JW: Image is important to people due to the age of the internet.  If I’m online and I see a photo of an artist, I won’t listen to them if the image doesn’t appeal to me and I’m sure this happens with lots of people too…….  So photos need to sum up everything you are about – which is hard to do in one shot!  However – we are almost back in radio age with streaming services such as Spotify / Apple Music etc – listening to their playlists and related artists is discovering with ears first again and this is a very good thing.  Less visual stereotyping.  The next problem artists will face are the Algorithms of the streaming services.  If your art doesn’t fit into a pure genre, you’re less likely to be on the main playlists and listeners won’t receive as diverse an experience as they might from listening to a human DJ.  
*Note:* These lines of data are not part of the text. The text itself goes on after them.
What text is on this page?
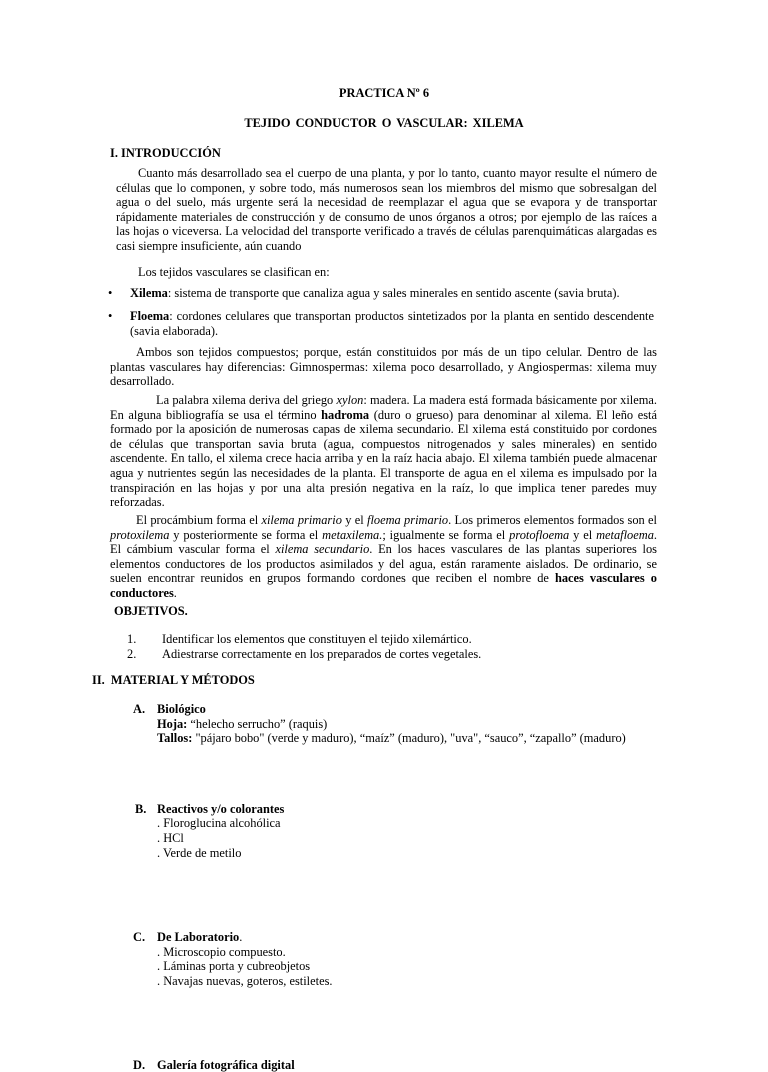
PRACTICA Nº 6
TEJIDO CONDUCTOR O VASCULAR: XILEMA
I. INTRODUCCIÓN

Cuanto más desarrollado sea el cuerpo de una planta, y por lo tanto, cuanto mayor resulte el número de células que lo componen, y sobre todo, más numerosos sean los miembros del mismo que sobresalgan del agua o del suelo, más urgente será la necesidad de reemplazar el agua que se evapora y de transportar rápidamente materiales de construcción y de consumo de unos órganos a otros; por ejemplo de las raíces a las hojas o viceversa. La velocidad del transporte verificado a través de células parenquimáticas alargadas es casi siempre insuficiente, aún cuando

Los tejidos vasculares se clasifican en:
• Xilema: sistema de transporte que canaliza agua y sales minerales en sentido ascente (savia bruta).
• Floema: cordones celulares que transportan productos sintetizados por la planta en sentido descendente (savia elaborada).

Ambos son tejidos compuestos; porque, están constituidos por más de un tipo celular. Dentro de las plantas vasculares hay diferencias: Gimnospermas: xilema poco desarrollado, y Angiospermas: xilema muy desarrollado.

La palabra xilema deriva del griego xylon: madera. La madera está formada básicamente por xilema. En alguna bibliografía se usa el término hadroma (duro o grueso) para denominar al xilema. El leño está formado por la aposición de numerosas capas de xilema secundario. El xilema está constituido por cordones de células que transportan savia bruta (agua, compuestos nitrogenados y sales minerales) en sentido ascendente. En tallo, el xilema crece hacia arriba y en la raíz hacia abajo. El xilema también puede almacenar agua y nutrientes según las necesidades de la planta. El transporte de agua en el xilema es impulsado por la transpiración en las hojas y por una alta presión negativa en la raíz, lo que implica tener paredes muy reforzadas.

El procámbium forma el xilema primario y el floema primario. Los primeros elementos formados son el protoxilema y posteriormente se forma el metaxilema.; igualmente se forma el protofloema y el metafloema. El cámbium vascular forma el xilema secundario. En los haces vasculares de las plantas superiores los elementos conductores de los productos asimilados y del agua, están raramente aislados. De ordinario, se suelen encontrar reunidos en grupos formando cordones que reciben el nombre de haces vasculares o conductores.

OBJETIVOS.
1. Identificar los elementos que constituyen el tejido xilemártico.
2. Adiestrarse correctamente en los preparados de cortes vegetales.
II.  MATERIAL Y MÉTODOS
A. Biológico
Hoja: “helecho serrucho” (raquis)
Tallos: "pájaro bobo" (verde y maduro), “maíz” (maduro), "uva", “sauco”, “zapallo” (maduro)
B. Reactivos y/o colorantes
. Floroglucina alcohólica
. HCl
. Verde de metilo
C. De Laboratorio.
. Microscopio compuesto.
. Láminas porta y cubreobjetos
. Navajas nuevas, goteros, estiletes.
D. Galería fotográfica digital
IF: We first discovered your music through Soundcloud, a place where we typically search for new artists to connect with. Recently you took your music down from there. What was the intention behind this?

JW: Not sure…… it might come back soon…….. maybe I had a funny 5 minutes………

IF: The lyrics for ‘’Be Careful’’ are oh so strange. How much of this is literal vs sarcastic and or fantasy. Especially when considering the video, which seems to portray a domestic dispute of sorts – Is this song truly a warning, or perhaps the idea of fear from fully surrendering to another person for life?

JW: The lyric writing was a 50/50 split with Scott on this song, he had one idea and I had another which is probably why you’ve said that!  He took it in the more sarcastic way but at the time I was getting out of a relationship where things had got heavy very quickly so I was very much literal.  For me it truly is a warning, be more scared of the people that want to tie you down and trap you – those people have their own insecurities and you don’t need to be burdened with them……. 

IF: The video for this is particularly striking, as are all of your videos. Does the video better explain the lyrics or add further to its ambiguity?

JW: The video represents a few things to me, repetitious behaviour, the repetitious dance.  Standing unified yet violent and destructive within that unity, being trapped. Also it’s quite funny…..

IF: In the song “What It Is To Believe” you sing “We play a strangers game.” In the video, you murder a man in a restroom who appears to be a stranger, perhaps a man you had just met at the bar that night. It’s strange because know one seems to be aware of your actions. What is this song about?

JW: The girl (me) is blissfully unaware that her actions were bad and it represents the power of belief.  The same for the bystanders who believed maybe she was just dressed up in Halloween, like something like that could never have happened.  We aren’t condemning belief or religions, just describing how powerful belief can be.  ‘Armed with words, stones and flames, we took to the streets in a strangers name. Oh what it is to believe’

IF: What can we look forward to from you both as far as any releases or new material in the near future?

JW: Our new song ‘Vulnerable’  is out Feb 4th on Supernatural Recordings.  We have made a lyric video for it. Huw Stephens at Radio 1 premiered it on Monday and has picked it as his track of the week so we are very excited about that.  We have our first headline show in London in March where you can buy tickets for it here: Tickets

IF: What is the best thing coming out of the UK right now that we’ve most likely never heard?

JW: Have you heard a band called SWEAT? They are great. Also our friends, Strong Asian Mothers.